El Ángel de la guardia de la memoria de CCOO

Andreu Mayayo


Ángel Rozas era un seductor. Su capacidad para animarte en varios proyectos era prodigiosa. Y lo hacía con una sonrisa solar irresistible. Tiene una obsesión por la formación y, muy especialmente, sindical y política. En este sentido, ha sido un maestro de sindicalistas excelente y el impulsor de uno de los proyectos más sólidos y útiles de la CONC: la Fundación Cipriano García y el Archivo Histórico, con un lema que debería tenerse siempre bien presente: Recuperar nuestra memoria, preservar nuestra historia.
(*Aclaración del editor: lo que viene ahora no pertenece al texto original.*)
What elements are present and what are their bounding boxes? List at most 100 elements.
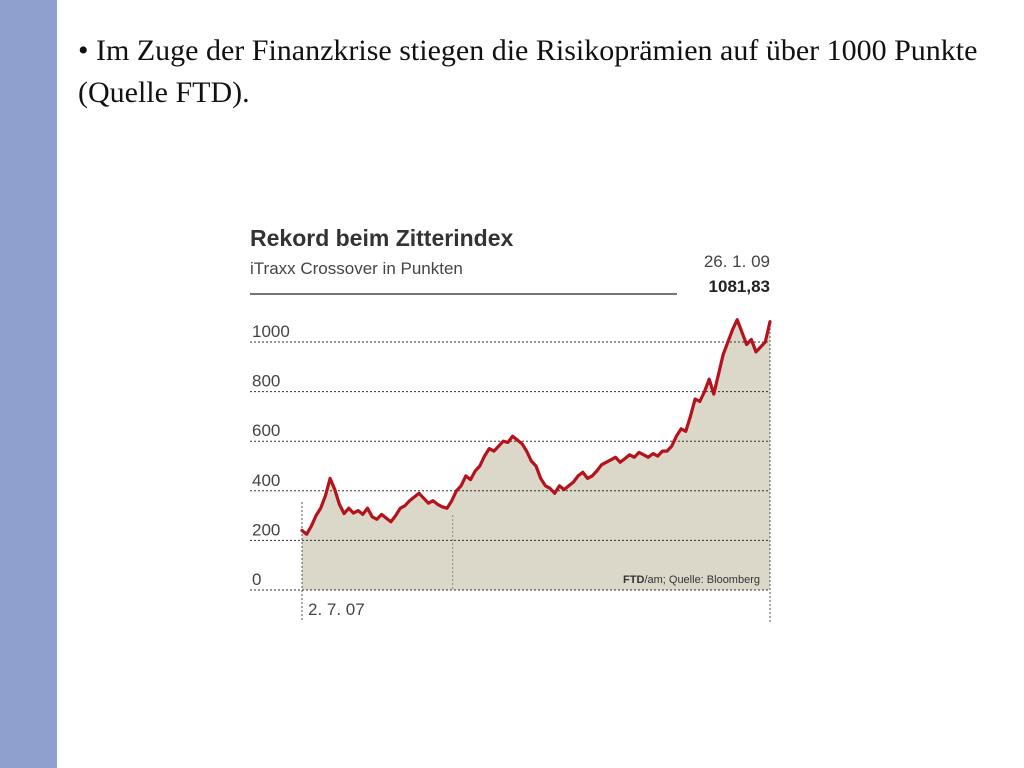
data-point (380, 513, 383, 516)
data-point (352, 512, 355, 514)
data-point (661, 450, 664, 452)
data-point (521, 442, 523, 445)
data-point (446, 507, 448, 510)
data-point (469, 478, 472, 481)
data-point (371, 516, 373, 518)
data-point (717, 373, 720, 375)
chart-title: Rekord beim Zitterindex (250, 225, 513, 251)
data-point (741, 331, 743, 333)
data-point (638, 451, 640, 454)
data-point (759, 346, 762, 348)
source-bold: FTD (623, 574, 644, 586)
last-date-label: 26. 1. 09 (704, 252, 770, 271)
data-point (605, 461, 607, 464)
data-point (394, 514, 397, 517)
data-point (507, 441, 509, 444)
x-tick-start: 2. 7. 07 (308, 600, 365, 619)
data-point (614, 456, 617, 459)
y-tick-200: 200 (252, 520, 280, 539)
slide-sidebar (0, 0, 57, 768)
data-point (582, 471, 584, 474)
data-point (376, 518, 378, 521)
data-point (418, 492, 420, 495)
y-tick-1000: 1000 (252, 322, 290, 341)
data-point (596, 470, 598, 472)
data-point (516, 439, 519, 441)
chart-subtitle: iTraxx Crossover in Punkten (250, 259, 463, 278)
data-point (600, 464, 603, 466)
data-point (652, 452, 654, 455)
data-point (530, 460, 533, 462)
data-point (549, 487, 551, 490)
y-tick-600: 600 (252, 421, 280, 440)
data-point (338, 503, 341, 506)
data-point (680, 428, 682, 430)
data-point (750, 338, 753, 341)
data-point (769, 320, 771, 323)
data-point (736, 318, 738, 321)
data-point (436, 503, 439, 506)
data-point (366, 507, 369, 510)
data-point (610, 459, 612, 461)
y-tick-400: 400 (252, 471, 280, 490)
data-point (301, 529, 303, 532)
data-point (390, 521, 392, 523)
data-point (703, 390, 706, 393)
y-tick-0: 0 (252, 570, 261, 589)
data-point (324, 495, 327, 497)
data-point (315, 514, 317, 517)
data-point (764, 341, 767, 343)
data-point (708, 378, 710, 380)
data-point (455, 490, 458, 492)
plot-area: 1000 800 600 400 200 0 2. 7. 07 (250, 318, 772, 622)
data-point (685, 430, 687, 433)
data-point (441, 506, 444, 508)
data-point (633, 456, 636, 459)
data-point (666, 450, 668, 452)
data-point (497, 445, 500, 447)
data-point (432, 499, 434, 502)
data-point (558, 485, 561, 487)
data-point (404, 504, 406, 507)
data-point (727, 341, 729, 343)
data-point (329, 477, 331, 480)
data-point (310, 525, 313, 527)
data-point (343, 512, 345, 515)
data-point (479, 465, 481, 467)
data-point (502, 440, 505, 442)
data-point (619, 461, 621, 464)
y-tick-800: 800 (252, 372, 280, 391)
data-point (483, 455, 486, 457)
slide-bullet-text: • Im Zuge der Finanzkrise stiegen die Ri… (78, 34, 978, 109)
data-point (348, 507, 350, 510)
data-point (305, 533, 308, 535)
data-point (427, 502, 430, 505)
data-point (689, 415, 692, 418)
data-point (624, 457, 626, 460)
data-point (568, 485, 570, 487)
data-point (553, 492, 556, 495)
data-point (413, 496, 416, 498)
data-point (399, 507, 402, 510)
data-point (544, 485, 547, 487)
data-point (319, 507, 322, 510)
data-point (385, 517, 387, 519)
data-point (408, 499, 411, 502)
data-point (642, 454, 645, 456)
source-rest: /am; Quelle: Bloomberg (644, 574, 760, 586)
data-point (694, 398, 696, 400)
data-point (586, 477, 589, 480)
data-point (465, 475, 467, 477)
data-point (563, 488, 565, 491)
itraxx-chart: Rekord beim Zitterindex iTraxx Crossover… (250, 225, 772, 622)
data-point (493, 450, 495, 452)
data-point (675, 435, 678, 437)
data-point (731, 328, 734, 331)
data-point (460, 485, 462, 487)
data-point (628, 454, 631, 456)
data-point (451, 499, 453, 502)
data-point (699, 400, 701, 403)
data-point (422, 497, 425, 500)
data-point (745, 343, 748, 346)
data-point (334, 488, 336, 491)
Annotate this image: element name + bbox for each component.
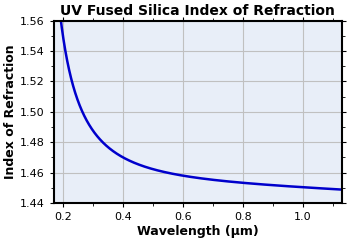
Y-axis label: Index of Refraction: Index of Refraction [4,45,17,179]
X-axis label: Wavelength (μm): Wavelength (μm) [137,225,259,238]
Title: UV Fused Silica Index of Refraction: UV Fused Silica Index of Refraction [60,4,335,18]
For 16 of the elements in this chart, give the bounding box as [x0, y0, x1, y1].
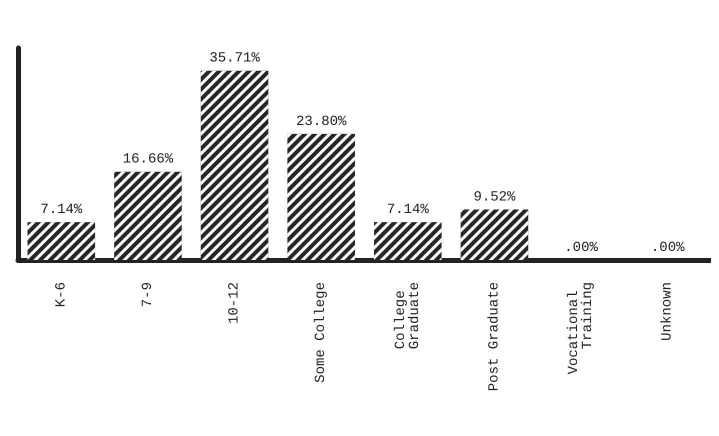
x-tick-label: 7-9 — [140, 282, 156, 308]
data-label: .00% — [650, 240, 686, 256]
x-tick-label: Post Graduate — [486, 282, 502, 392]
data-label: 16.66% — [122, 152, 174, 168]
data-label: 7.14% — [40, 202, 83, 218]
x-tick-label: Unknown — [660, 282, 676, 341]
x-tick-label: Some College — [313, 282, 330, 383]
x-tick-label: College Graduate — [392, 282, 423, 350]
data-label: .00% — [564, 240, 598, 256]
data-label: 7.14% — [386, 202, 430, 218]
x-tick-label: Vocational Training — [566, 282, 596, 374]
x-tick-label: 10-12 — [226, 282, 243, 324]
x-tick-label: K-6 — [53, 282, 70, 308]
data-label: 35.71% — [209, 50, 260, 67]
data-label: 9.52% — [473, 190, 516, 206]
data-label: 23.80% — [296, 114, 347, 130]
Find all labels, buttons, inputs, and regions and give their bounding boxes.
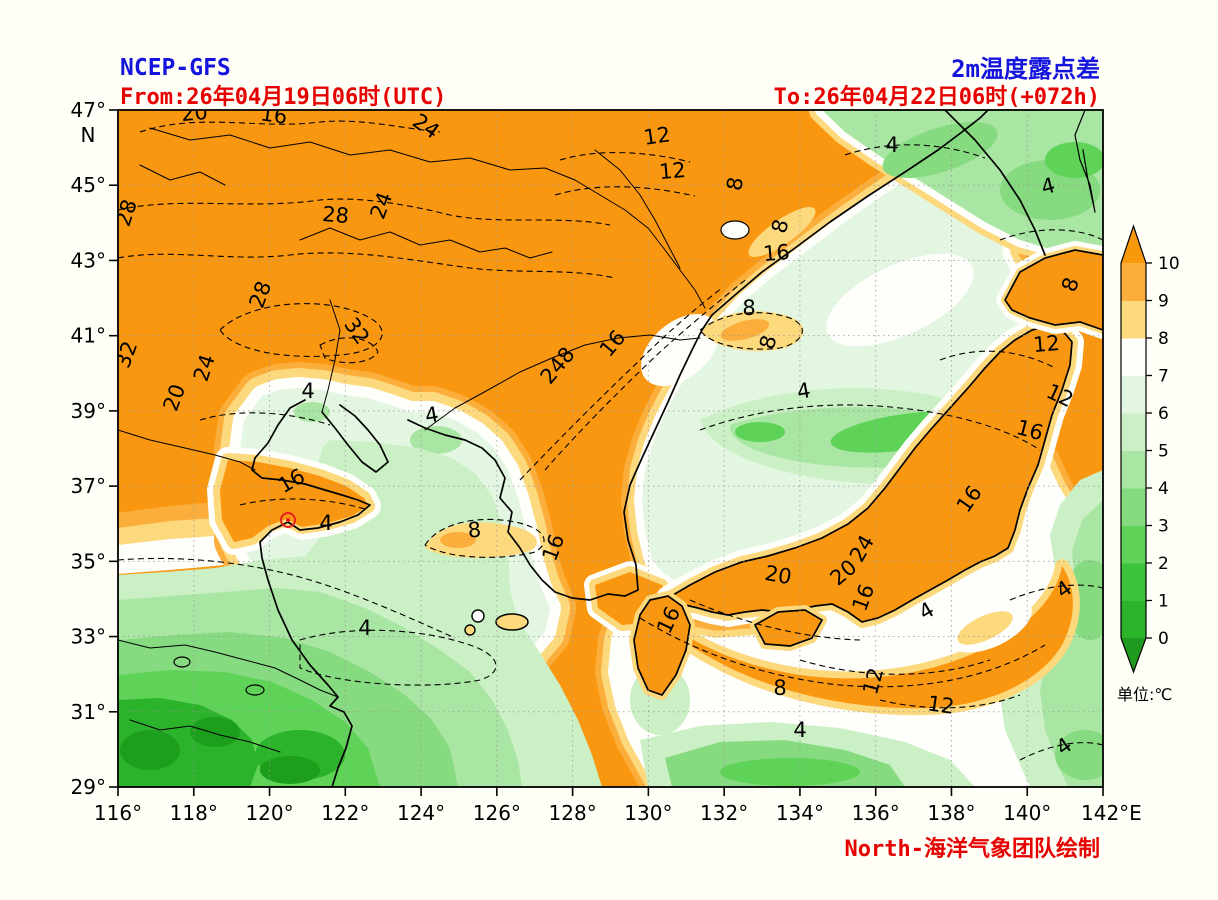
colorbar-segment — [1121, 300, 1146, 339]
y-axis: 47°N 45° 43° 41° 39° 37° 35° 33° 31° 29° — [71, 98, 118, 799]
contour-label: 12 — [642, 122, 672, 149]
from-datetime: From:26年04月19日06时(UTC) — [120, 84, 446, 110]
x-tick-label: 134° — [776, 801, 824, 825]
x-tick-label: 120° — [245, 801, 293, 825]
y-tick-label: 39° — [71, 399, 106, 423]
contour-label: 12 — [926, 691, 956, 718]
y-tick-label: 43° — [71, 248, 106, 272]
red-circle-marker-dot — [286, 518, 290, 522]
contour-label: 4 — [319, 511, 332, 535]
contour-label: 8 — [773, 676, 786, 700]
x-tick-label: 116° — [94, 801, 142, 825]
x-tick-label: 118° — [170, 801, 218, 825]
red-circle-marker — [280, 512, 296, 528]
station-marker — [280, 512, 296, 528]
x-tick-label: 130° — [624, 801, 672, 825]
y-tick-label: 45° — [71, 173, 106, 197]
variable-title: 2m温度露点差 — [951, 55, 1100, 83]
colorbar-segment — [1121, 450, 1146, 489]
colorbar-segment — [1121, 413, 1146, 451]
colorbar-tick-label: 1 — [1158, 592, 1169, 612]
credit-text: North-海洋气象团队绘制 — [845, 836, 1100, 862]
colorbar-under-arrow — [1121, 638, 1146, 672]
colorbar-tick-label: 3 — [1158, 517, 1169, 537]
x-tick-label: 142°E — [1081, 801, 1142, 825]
plot-border — [117, 109, 1104, 788]
contour-label: 20 — [763, 561, 793, 589]
colorbar-segment — [1121, 375, 1146, 414]
x-tick-label: 126° — [473, 801, 521, 825]
colorbar-unit-label: 单位:℃ — [1117, 685, 1172, 704]
colorbar-segment — [1121, 263, 1146, 301]
y-tick-label: 29° — [71, 775, 106, 799]
y-tick-label: 35° — [71, 549, 106, 573]
contour-label: 4 — [358, 616, 371, 640]
contour-label: 4 — [1039, 173, 1058, 200]
y-tick-label: 37° — [71, 474, 106, 498]
y-tick-label: 33° — [71, 625, 106, 649]
colorbar-segment — [1121, 563, 1146, 601]
contour-label: 4 — [793, 718, 806, 742]
colorbar-segment — [1121, 525, 1146, 564]
colorbar-tick-label: 7 — [1158, 367, 1169, 387]
contour-label: 4 — [795, 378, 812, 404]
contour-label: 4 — [423, 402, 440, 428]
x-tick-label: 128° — [549, 801, 597, 825]
contour-lines — [118, 120, 1103, 761]
x-tick-label: 140° — [1003, 801, 1051, 825]
contour-label: 8 — [467, 517, 482, 542]
coastlines — [118, 110, 1096, 787]
contour-label: 12 — [658, 158, 687, 184]
to-datetime: To:26年04月22日06时(+072h) — [774, 84, 1100, 110]
contour-label: 8 — [767, 217, 794, 236]
contour-label: 16 — [762, 240, 791, 266]
jeju-islands — [464, 609, 529, 636]
contour-label: 20 — [180, 100, 209, 126]
contour-label: 8 — [722, 175, 748, 192]
contour-label: 4 — [301, 379, 314, 403]
colorbar: 0 1 2 3 4 5 6 7 8 9 10 — [1120, 224, 1180, 674]
contour-label: 16 — [259, 101, 289, 128]
colorbar-tick-label: 10 — [1158, 254, 1180, 274]
colorbar-segment — [1121, 338, 1146, 376]
y-tick-label: 41° — [71, 324, 106, 348]
x-axis: 116° 118° 120° 122° 124° 126° 128° 130° 132° 134°… — [94, 787, 1142, 825]
colorbar-tick-label: 2 — [1158, 554, 1169, 574]
contour-label: 28 — [321, 202, 350, 228]
colorbar-tick-label: 8 — [1158, 329, 1169, 349]
colorbar-segment — [1121, 488, 1146, 526]
pacific-orange-comma — [648, 566, 1073, 708]
x-tick-label: 122° — [321, 801, 369, 825]
model-title: NCEP-GFS — [120, 55, 231, 81]
colorbar-tick-label: 6 — [1158, 404, 1169, 424]
contour-label: 4 — [885, 133, 898, 157]
x-tick-label: 124° — [397, 801, 445, 825]
colorbar-segment — [1121, 600, 1146, 639]
northeast-green-region — [822, 110, 1103, 258]
colorbar-tick-label: 9 — [1158, 292, 1169, 312]
x-tick-label: 132° — [700, 801, 748, 825]
contour-label: 8 — [755, 333, 782, 352]
colorbar-over-arrow — [1121, 226, 1146, 263]
contour-label: 28 — [111, 196, 142, 229]
y-axis-direction-label: N — [81, 123, 96, 147]
grid-lines — [118, 110, 1103, 787]
colorbar-tick-label: 0 — [1158, 629, 1169, 649]
y-tick-label: 31° — [71, 700, 106, 724]
y-tick-label: 47° — [71, 98, 106, 122]
colorbar-tick-label: 4 — [1158, 479, 1169, 499]
contour-label: 12 — [1032, 331, 1061, 357]
contour-label: 8 — [742, 296, 755, 320]
x-tick-label: 138° — [927, 801, 975, 825]
x-tick-label: 136° — [852, 801, 900, 825]
colorbar-tick-label: 5 — [1158, 442, 1169, 462]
Un archivo que hoy no es sólo indispensable para el estudio del Movimiento Obrero sino para el conocimiento del antifraquismo en Cataluña. No existe tesis doctoral y trabajo de investigación académico que no incluya la referencia de sus fondos.

La labor de Ángel Rozas en la recuperación documental es titánica, incluso más allá de la organización sindical, como los papeles (¡y los expedientes!) de los abogados laboralistas. No siempre el Movimiento Obrero -y menos en clandestinidad- ha dejado rastro escrito. Por este motivo, espoleó la creación de un archivo de fondos orales de una gran riqueza, llena de matices, de sindicalistas de todo el país. Sin embargo, un Archivo no son sólo documentos de todo tipo sino actividad de investigación, de estudio y de reflexión.

Ángel Rozas era de la hornada de los dirigentes comunistas que llevaron a la práctica la idea bastante de la alianza de las fuerzas del trabajo y de la cultura. Me lo recordaba con una firmeza y convicción total y absoluta. Le preocupaba el alejamiento de la Universidad del Sindicato y tenía una idea para volver a construir puentes de conocimiento y combate. Para Rozas, conviene subrayar, no había luchas compartidas sino comunes.

Su idea era crear una revista de historia catalana, que bautizaría con el nombre de SIGLO XX, como una plataforma entre el mundo universitario y el mundo sindical. Y salió adelante, con la ayuda de otro malogrado compañero Simón Rosado y la complicidad de Javier Tébar. De este modo, puso en mis manos a su última criatura, que, en estos momentos, ya ha entrado en la segunda década y goza de un crecimiento de lectores envidiable. Todo ello me recordaba la creación de la revista NUEVOS HORIZONTES, con la que el partido de los trabajadores ofrecía un instrumento de difusión de pensamiento a los intelectuales antifranquistas catalanes. Y recordaba la advertencia que siempre soltaba Josep Fontana cuando coincidíamos en algún acto en el local del Sindicato: al Rozas no le puedes decir que no.    

Pude bajar de visita al infierno de los calabozos de Via Laietana de la mano de Ángel Rozas, un detenido habitual de finales de los cincuenta a finales de los sesenta. Ese día asistí a una clase práctica excepcional mientras explicaba cómo había sido torturado sistemáticamente. La maldad vive entre nosotros y no tiene límites.